とのことなので、尾崎氏の解説文のとおり、初夏に行われた高照寺のご開帳の様子である事が分かります。もともと八事一帯は江戸のむかしより「山遊び」の名所であったようです。

■昭和31年刊の「天白村誌」によると、「八事天道の高照寺の南門を出た辺り、今は人家建ちこめて天道部落となったが、もと此の辺りの山から八事表山の善光寺(八事善光寺)山一面にかけて躑躅(つつじ)の花が咲く、その頃ともなれば名古屋人が唯一の行楽の地として酒肴を携行し、春興を楽しんだもの」
■明治23年刊の「尾張名所図絵」によると、「天道山は八事村に在り。

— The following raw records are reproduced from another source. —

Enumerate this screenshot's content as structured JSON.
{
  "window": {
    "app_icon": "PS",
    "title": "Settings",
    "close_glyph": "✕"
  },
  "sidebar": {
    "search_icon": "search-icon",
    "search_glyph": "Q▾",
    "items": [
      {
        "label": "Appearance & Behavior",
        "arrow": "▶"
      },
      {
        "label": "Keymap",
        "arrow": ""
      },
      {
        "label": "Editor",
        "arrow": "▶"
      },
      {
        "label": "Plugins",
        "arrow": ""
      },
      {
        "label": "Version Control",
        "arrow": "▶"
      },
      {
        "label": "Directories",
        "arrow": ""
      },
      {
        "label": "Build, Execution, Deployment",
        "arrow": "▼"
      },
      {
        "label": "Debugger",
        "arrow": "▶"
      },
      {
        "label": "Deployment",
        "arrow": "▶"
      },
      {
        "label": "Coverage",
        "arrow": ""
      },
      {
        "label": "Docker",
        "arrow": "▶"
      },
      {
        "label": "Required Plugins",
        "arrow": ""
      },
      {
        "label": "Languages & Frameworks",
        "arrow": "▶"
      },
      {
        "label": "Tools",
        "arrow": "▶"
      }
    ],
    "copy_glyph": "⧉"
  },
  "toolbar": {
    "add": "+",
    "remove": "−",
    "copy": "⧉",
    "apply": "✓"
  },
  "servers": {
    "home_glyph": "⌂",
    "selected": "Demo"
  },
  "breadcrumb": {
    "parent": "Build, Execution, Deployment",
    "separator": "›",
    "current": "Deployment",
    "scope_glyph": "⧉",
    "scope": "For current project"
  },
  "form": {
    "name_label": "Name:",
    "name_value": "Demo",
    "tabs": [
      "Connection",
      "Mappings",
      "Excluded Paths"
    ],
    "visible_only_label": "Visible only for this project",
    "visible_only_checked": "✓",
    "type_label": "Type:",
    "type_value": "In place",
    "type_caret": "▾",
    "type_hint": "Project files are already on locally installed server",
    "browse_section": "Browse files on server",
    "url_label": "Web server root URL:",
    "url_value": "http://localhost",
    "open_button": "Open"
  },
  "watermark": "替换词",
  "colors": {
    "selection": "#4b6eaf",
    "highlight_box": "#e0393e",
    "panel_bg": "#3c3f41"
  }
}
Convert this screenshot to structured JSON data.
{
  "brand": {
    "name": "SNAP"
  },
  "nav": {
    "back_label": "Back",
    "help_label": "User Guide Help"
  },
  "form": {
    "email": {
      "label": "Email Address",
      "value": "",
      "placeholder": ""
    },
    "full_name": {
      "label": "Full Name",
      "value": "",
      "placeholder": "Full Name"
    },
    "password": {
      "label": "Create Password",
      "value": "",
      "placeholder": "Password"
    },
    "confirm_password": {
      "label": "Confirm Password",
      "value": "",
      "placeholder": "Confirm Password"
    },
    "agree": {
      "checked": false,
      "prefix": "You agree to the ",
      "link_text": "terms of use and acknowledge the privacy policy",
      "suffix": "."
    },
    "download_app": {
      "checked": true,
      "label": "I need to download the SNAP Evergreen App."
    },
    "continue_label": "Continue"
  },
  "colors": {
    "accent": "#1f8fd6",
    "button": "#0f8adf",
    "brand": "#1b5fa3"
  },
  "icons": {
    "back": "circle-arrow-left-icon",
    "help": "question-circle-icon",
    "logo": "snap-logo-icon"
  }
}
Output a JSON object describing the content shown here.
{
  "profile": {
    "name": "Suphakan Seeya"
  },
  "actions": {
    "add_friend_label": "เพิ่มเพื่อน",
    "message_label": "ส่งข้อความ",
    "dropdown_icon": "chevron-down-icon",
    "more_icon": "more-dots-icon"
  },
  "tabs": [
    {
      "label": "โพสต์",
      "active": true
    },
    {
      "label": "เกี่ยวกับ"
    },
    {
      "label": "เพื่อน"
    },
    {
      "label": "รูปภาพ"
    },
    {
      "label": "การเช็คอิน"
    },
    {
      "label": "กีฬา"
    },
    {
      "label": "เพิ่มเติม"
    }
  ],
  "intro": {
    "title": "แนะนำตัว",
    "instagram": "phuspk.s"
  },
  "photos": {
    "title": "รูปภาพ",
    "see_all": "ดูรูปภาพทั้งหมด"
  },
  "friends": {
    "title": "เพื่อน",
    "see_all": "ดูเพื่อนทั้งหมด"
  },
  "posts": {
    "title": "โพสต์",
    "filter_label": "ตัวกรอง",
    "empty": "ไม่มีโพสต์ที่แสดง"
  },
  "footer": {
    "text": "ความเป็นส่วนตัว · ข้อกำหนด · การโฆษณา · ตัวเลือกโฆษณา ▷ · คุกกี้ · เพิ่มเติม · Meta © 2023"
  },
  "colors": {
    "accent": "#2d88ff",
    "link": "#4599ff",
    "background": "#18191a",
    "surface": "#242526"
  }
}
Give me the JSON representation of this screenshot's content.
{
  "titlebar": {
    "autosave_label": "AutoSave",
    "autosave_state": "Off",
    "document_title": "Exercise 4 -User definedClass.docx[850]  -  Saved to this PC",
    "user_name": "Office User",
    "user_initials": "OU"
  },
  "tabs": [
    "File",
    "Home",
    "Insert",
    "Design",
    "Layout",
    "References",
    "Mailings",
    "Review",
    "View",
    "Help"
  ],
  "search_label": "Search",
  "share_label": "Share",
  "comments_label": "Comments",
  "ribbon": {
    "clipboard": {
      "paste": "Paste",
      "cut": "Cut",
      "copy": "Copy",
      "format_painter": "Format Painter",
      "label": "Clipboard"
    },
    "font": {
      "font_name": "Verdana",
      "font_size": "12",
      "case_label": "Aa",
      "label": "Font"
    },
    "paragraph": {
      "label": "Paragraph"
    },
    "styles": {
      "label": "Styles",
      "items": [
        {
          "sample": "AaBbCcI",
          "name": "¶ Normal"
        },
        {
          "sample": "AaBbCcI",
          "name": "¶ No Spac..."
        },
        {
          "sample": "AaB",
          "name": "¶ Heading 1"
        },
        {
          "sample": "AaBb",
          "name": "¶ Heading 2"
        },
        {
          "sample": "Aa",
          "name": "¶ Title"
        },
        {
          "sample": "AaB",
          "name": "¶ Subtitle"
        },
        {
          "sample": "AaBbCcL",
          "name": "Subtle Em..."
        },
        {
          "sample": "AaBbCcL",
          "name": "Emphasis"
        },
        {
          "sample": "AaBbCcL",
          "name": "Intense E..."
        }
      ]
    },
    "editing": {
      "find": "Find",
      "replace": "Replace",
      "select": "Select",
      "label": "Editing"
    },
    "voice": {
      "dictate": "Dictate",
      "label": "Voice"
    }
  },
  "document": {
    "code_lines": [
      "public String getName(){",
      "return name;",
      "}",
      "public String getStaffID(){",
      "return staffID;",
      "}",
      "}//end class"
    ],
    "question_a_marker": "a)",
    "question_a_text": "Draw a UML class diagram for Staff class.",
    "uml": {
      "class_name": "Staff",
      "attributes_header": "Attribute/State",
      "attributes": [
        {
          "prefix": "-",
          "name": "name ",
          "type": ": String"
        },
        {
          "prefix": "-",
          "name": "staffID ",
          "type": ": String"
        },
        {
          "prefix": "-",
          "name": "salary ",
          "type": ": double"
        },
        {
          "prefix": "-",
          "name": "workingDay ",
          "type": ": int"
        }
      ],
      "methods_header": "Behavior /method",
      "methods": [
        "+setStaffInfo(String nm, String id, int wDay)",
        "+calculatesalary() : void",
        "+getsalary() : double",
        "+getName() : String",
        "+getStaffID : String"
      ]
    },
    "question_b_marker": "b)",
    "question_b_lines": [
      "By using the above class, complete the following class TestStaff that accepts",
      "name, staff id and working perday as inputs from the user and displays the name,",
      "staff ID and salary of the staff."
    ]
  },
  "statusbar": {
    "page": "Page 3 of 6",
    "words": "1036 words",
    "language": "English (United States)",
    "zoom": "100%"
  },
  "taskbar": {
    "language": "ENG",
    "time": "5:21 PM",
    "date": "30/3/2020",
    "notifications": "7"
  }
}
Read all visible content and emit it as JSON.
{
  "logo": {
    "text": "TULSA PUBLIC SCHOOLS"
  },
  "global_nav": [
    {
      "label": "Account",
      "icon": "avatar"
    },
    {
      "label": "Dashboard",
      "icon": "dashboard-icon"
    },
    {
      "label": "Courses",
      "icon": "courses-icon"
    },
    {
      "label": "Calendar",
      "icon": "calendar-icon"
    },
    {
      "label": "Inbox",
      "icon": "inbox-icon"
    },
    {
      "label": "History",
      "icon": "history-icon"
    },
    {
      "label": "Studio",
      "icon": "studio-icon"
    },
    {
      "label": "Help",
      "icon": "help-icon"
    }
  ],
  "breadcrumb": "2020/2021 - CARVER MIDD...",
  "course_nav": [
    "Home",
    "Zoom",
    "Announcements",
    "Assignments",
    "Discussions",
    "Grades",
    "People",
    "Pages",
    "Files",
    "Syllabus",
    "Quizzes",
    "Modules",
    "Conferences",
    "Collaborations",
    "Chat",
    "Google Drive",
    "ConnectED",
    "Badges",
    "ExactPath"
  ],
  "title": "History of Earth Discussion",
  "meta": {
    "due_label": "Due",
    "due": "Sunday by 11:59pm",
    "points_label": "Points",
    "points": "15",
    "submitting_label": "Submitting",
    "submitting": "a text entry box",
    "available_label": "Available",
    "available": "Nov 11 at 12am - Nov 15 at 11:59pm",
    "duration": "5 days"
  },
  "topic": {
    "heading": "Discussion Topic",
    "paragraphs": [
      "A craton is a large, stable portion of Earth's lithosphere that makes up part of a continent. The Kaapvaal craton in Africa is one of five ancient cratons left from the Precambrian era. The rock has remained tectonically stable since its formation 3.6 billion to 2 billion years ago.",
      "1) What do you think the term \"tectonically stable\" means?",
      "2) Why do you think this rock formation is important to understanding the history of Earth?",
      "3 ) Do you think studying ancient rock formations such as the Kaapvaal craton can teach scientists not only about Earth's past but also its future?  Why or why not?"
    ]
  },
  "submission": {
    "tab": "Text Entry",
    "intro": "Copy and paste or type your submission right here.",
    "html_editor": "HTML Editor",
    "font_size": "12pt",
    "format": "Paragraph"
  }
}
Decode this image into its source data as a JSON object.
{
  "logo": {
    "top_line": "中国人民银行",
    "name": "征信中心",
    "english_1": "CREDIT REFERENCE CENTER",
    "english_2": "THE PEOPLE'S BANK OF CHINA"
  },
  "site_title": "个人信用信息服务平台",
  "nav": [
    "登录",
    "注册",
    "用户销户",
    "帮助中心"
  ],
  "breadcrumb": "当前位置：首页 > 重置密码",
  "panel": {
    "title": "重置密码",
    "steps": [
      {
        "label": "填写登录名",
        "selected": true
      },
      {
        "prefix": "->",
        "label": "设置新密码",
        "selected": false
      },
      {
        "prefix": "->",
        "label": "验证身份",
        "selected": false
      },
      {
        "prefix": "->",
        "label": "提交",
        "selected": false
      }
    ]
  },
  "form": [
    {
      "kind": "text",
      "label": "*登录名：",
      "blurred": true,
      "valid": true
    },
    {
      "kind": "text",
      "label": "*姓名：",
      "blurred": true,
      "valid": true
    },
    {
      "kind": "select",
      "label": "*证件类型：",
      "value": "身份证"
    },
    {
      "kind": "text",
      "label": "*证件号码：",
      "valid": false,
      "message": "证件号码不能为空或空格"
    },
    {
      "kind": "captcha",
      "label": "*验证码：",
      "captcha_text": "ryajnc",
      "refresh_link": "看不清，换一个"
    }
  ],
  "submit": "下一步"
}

名古屋市の東方一里ばかり距つ、山上平坦砥の如くにして閑雅高邁の勝地なり、殊に山上より南方を眺望する時は尾三勢志(尾張三河伊勢志摩のこと)の海面と山嶽とを両眸のうちに収むるありて、大いに心情の爽快なるを覚えしむ。之を以て春日の候に至れば、遊山此の山に蒐集し、絃哥山上に沸き、舞踊厚地を動かし頗る賑やかなり」

と記していますので、団扇絵を詳しく見ますと、人々は斜面の平らな場所を見つけてはそこに毛氈を敷き、飲み物や食べ物が並べられ、踊り唄うなどの宴会が開かれています。八事丘陵一帯は、名古屋人の山遊びの地であったようで、天道山高照寺の廻りでは春から初夏にかけ山桜やツツジが咲く頃、高照寺のご開帳に参詣するとともに、酒肴と敷物を携えた人々が花見を楽しんだということです。